Rabu, April 27, 2011

Wartawan The Society of Indonesian Environmental Journalists (SIEJ) menyusuri hutan mangrove di Pulau Nusa Lembongan, Bali, 10 April 2011

Wayan Sukitra melepaskan tali yang mengikat setiap perahu dengan tambatannya. Ada delapan perahu yang dinaiki anggota The Society of Indonesian Environmental Journalists (SIEJ), yang menyusuri hutan mangrove seluas 9 kilometer persegi di Pulau Nusa Lembongan, Bali.
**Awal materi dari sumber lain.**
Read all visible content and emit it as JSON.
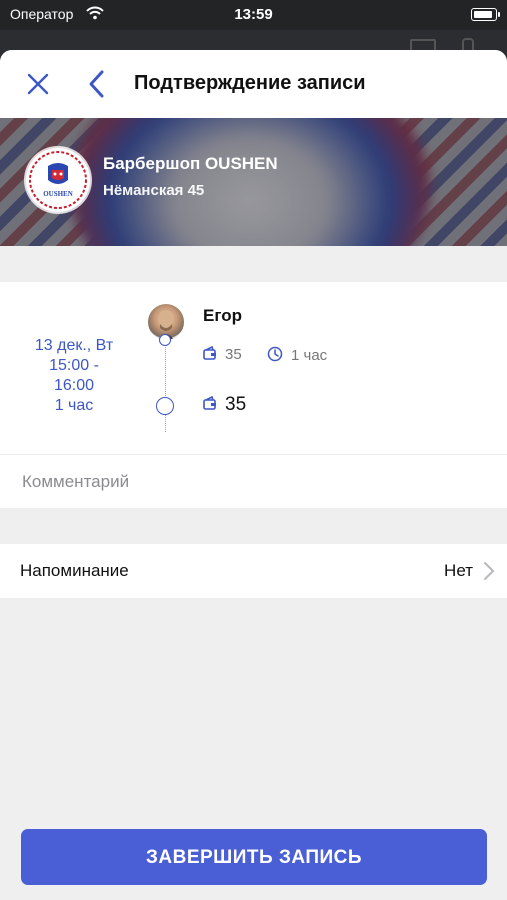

Setelah berkeliling dengan perahu yang harga sewanya Rp 70 ribu per unit, peserta diajak mengunjungi kafe dan toko cendera mata. "Ini usaha dari kelompok masyarakat Mangrove Tour," kata Sukitra, yang menjadi ketua kelompok itu, kepada wartawan yang mengunjunginya pada 10 April lalu. Pada Juli hingga September, ujarnya, banyak turis asing berwisata ke hutan mangrove di Desa Jungut Batu, Nusa Lembongan.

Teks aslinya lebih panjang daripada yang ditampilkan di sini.